10/20/2014

Lyric Stage's "Dear Elizabeth": Poetry in Emotion


Ed Hoopman & Laura Latreille in "Dear Elizabeth"
(photo: Mark S. Howard)

The choice by Lyric Stage Company to mount “Dear Elizabeth”, a 2012 play by Sarah Ruhl (unaccountably missing a bio in the program, but renowned for “The Clean House”, “Dead Man’s Cell Phone”, and “In the Next Room, or the Vibrator Play”) was a daring one. Adapted from the book “Words in Air”, a collection of some 300 letters, edited by Thomas Travisano and Saskia Hamilton, it concerns the three decades long epistolary relationship between two of the most celebrated American poets of the twentieth century, Elizabeth Bishop and Robert Lowell. Artists and friends, both were Pulitzer Prize winners (Lowell twice). Having met at a party in 1947 thrown by a mutual poet friend, Randall Jarrell, they corresponded until Lowell’s death in 1977. The bipolar Lowell (with two tumultuous marriages) and depressive alcoholic Bishop (having lost her lover of sixteen years, Brazilian architect Lota de Macedo Soares, to suicide), though often a continent apart, had a sort of marriage of their minds, though disparate ones. Where Lowell’s poetry could be fervent and personal, Bishop’s by and large was not. Does this make for great theater, or is it as deadly as it sounds? Deadly, thanks to the acting and technical elements, by no means. But neither is it especially lively.

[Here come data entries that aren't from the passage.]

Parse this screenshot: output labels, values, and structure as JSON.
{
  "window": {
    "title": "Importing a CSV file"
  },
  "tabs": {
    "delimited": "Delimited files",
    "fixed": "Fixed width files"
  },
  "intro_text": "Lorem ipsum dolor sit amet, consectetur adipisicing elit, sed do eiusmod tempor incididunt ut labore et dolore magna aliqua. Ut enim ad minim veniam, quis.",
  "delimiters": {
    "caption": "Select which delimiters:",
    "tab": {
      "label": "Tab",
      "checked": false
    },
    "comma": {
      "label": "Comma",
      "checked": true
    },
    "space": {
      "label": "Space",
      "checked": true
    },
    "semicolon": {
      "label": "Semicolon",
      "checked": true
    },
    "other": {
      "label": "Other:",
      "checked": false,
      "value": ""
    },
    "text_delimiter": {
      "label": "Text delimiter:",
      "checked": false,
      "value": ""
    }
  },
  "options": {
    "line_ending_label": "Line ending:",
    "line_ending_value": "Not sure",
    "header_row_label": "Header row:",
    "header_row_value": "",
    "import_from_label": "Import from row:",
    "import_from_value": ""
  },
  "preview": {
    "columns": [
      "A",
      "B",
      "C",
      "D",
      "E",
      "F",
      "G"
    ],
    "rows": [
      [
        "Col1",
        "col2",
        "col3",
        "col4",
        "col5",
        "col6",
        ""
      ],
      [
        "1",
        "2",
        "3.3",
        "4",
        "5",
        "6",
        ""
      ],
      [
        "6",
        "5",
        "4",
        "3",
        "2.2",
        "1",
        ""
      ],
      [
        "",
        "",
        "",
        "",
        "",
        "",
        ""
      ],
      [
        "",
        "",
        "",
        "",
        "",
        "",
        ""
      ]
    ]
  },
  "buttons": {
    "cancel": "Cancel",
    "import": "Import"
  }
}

The byplay between them on the page succeeds less as a theatrical performance, despite the skill of the two actors portraying them and the fluidity of the direction. Both are familiar Lyric Stage alumni, Ed Hoopman (“Animal Crackers”, “The Importance of Being Earnest”) and Laura Latreille (“Time Stands Still”, “The Understudy”). As directed by A. Nora Long, the company’s Associate Artistic Director, theirs is a surprisingly involving friendship. Ruhl has given them a lot to share with an audience, while leaving out some of their more mundane letters (such as those about dental appointments). Many of their exchanges are amusing, but don‘t add up to much dramatic tension. In fact, a needless intermission breaks whatever arc there might have been. The technical credits are all superb, from the clever Scenic Design by Shelley Barish, to the Costume Design by Emily Woods Hogue, Lighting Design by Karen Perlow, Sound Design by Andrew Duncan Will, and Projection Design by Garrett Herzog (sometimes downstage on the floor and thus difficult to read).

Chalk it up to a very noble and literate effort. The wit is usually dry and laconic, often stinging, yet thanks to these two capable actors, avoids the threat of theatrical ham on wry. Interestingly, toward the end of the play Bishop accuses Lowell of the poetic license of altering facts. Ruhl herself is guilty of the same, for theatrical effect, when she leaves unmentioned the fact that, a few years before Lowell’s death, Bishop had already found another love in Alice Methfessel (at Harvard) who remained with her until her death, with Bishop leaving her Lewis Wharf apartment to her. As Bishop expressed it: “If only one could see everything that way all the time, that rare feeling of control, illumination…life is all right, for the time being”. And beautiful prose and poetry are, too.